Enea Challenge Pozań w tym roku gości Mistrzostwa Europy na dystansie ironman. Dzisiaj nie tylko triathloniści zmagają się z długim dystansem, lecz także o połowę krótszym, czyli 1/2 ironman.
Pierwszy zawodnik Georgi Kaurov (Rus) wyszedł z wody z czasem 39:20. Czas ten przy dobrze wymierzonej trasie byłby mało realny do osiągnięcia. Oświadczenie organizatora w tej sprawie:
„Na skutek nieporozumienia doszło do skrócenia dystansu pływackiego. Dotyczy to wszystkich zawodników i nie ma wpływu na końcowe wyniki rywalizacji.”
Boje były ustawione prawidłowo, lecz zawodnicy skręcili przed ostatnią boją. Obstawa na kajakach i łodziach wraz sędziami nie przypilnowała właściwego przebiegu trasy.
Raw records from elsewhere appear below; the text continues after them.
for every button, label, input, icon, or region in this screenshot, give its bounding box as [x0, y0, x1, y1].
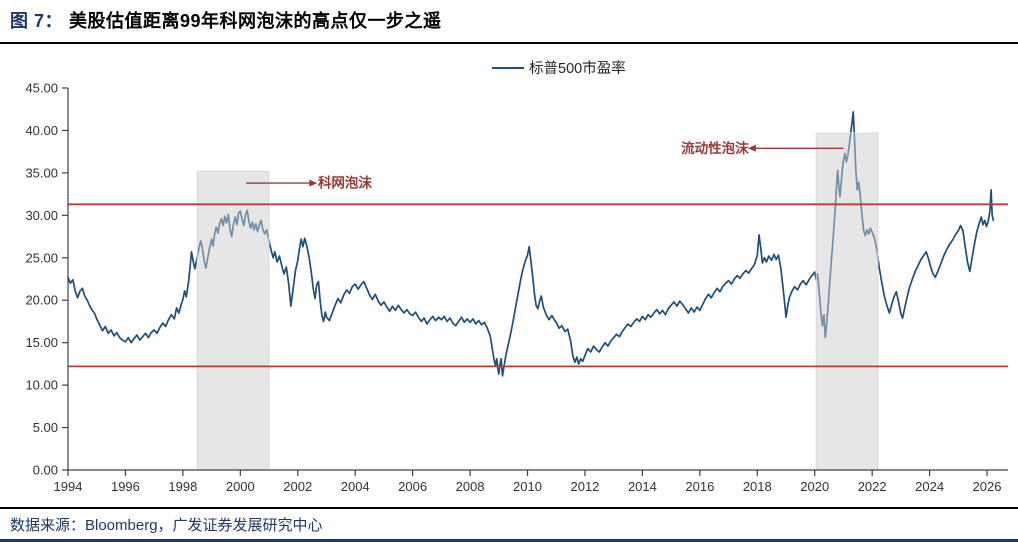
liquidity-bubble-label: 流动性泡沫 — [681, 140, 749, 156]
footer-divider-rule — [0, 507, 1018, 509]
x-tick-label: 2010 — [513, 479, 542, 494]
x-tick-label: 2004 — [341, 479, 370, 494]
x-tick-label: 2018 — [743, 479, 772, 494]
y-tick-label: 40.00 — [25, 123, 58, 138]
y-tick-label: 10.00 — [25, 378, 58, 393]
y-tick-label: 30.00 — [25, 208, 58, 223]
x-tick-label: 1994 — [54, 479, 83, 494]
x-tick-label: 2000 — [226, 479, 255, 494]
x-tick-label: 2020 — [800, 479, 829, 494]
x-tick-label: 2008 — [456, 479, 485, 494]
x-tick-label: 1998 — [168, 479, 197, 494]
y-tick-label: 20.00 — [25, 293, 58, 308]
data-source-text: 数据来源：Bloomberg，广发证券发展研究中心 — [10, 517, 323, 534]
y-tick-label: 0.00 — [33, 463, 58, 478]
y-tick-label: 15.00 — [25, 335, 58, 350]
sp500-pe-line-chart: 0.00 5.00 10.00 15.00 20.00 25.00 30.00 35.00 40… — [25, 60, 1008, 494]
x-tick-label: 2024 — [915, 479, 944, 494]
y-tick-label: 45.00 — [25, 81, 58, 96]
figure-title-row: 图 7： 美股估值距离99年科网泡沫的高点仅一步之遥 — [10, 7, 442, 33]
title-divider-rule — [0, 42, 1018, 44]
figure-title-text: 美股估值距离99年科网泡沫的高点仅一步之遥 — [69, 11, 442, 31]
figure-number-label: 图 7： — [10, 11, 64, 31]
x-tick-label: 2002 — [283, 479, 312, 494]
x-tick-label: 2016 — [685, 479, 714, 494]
dotcom-bubble-label: 科网泡沫 — [318, 175, 372, 191]
x-tick-label: 2026 — [973, 479, 1002, 494]
x-tick-label: 1996 — [111, 479, 140, 494]
page-bottom-rule — [0, 539, 1018, 542]
x-tick-label: 2012 — [570, 479, 599, 494]
x-tick-label: 2014 — [628, 479, 657, 494]
y-tick-label: 25.00 — [25, 250, 58, 265]
dotcom-bubble-label-arrowhead — [309, 179, 318, 187]
liquidity-bubble-label-arrowhead — [747, 144, 756, 152]
legend-label: 标普500市盈率 — [529, 60, 626, 77]
y-tick-label: 5.00 — [33, 420, 58, 435]
y-tick-label: 35.00 — [25, 165, 58, 180]
liquidity-bubble-region — [815, 132, 879, 471]
x-tick-label: 2006 — [398, 479, 427, 494]
x-tick-label: 2022 — [858, 479, 887, 494]
dotcom-bubble-region — [196, 170, 270, 471]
Dodatkowo część zawodników z drugiej grupy pływackiej nie była prowadzona do odpowiedniego wyjścia z wody i popłynęli za daleko. Nawoływania ludzi z brzegu dopiero zwróciły uwagę zagubionych triathlonistów. Są to Mistrzostwa Europy i lepsi pływacy mogą być zawiedzeni skróceniem trasy lub złą nawigacją. Załapanie się do pierwszej grupy rowerowej zmienia całkowicie układ zawodników na trasie. Czasy końcowe będą zdecydowanie wypaczone.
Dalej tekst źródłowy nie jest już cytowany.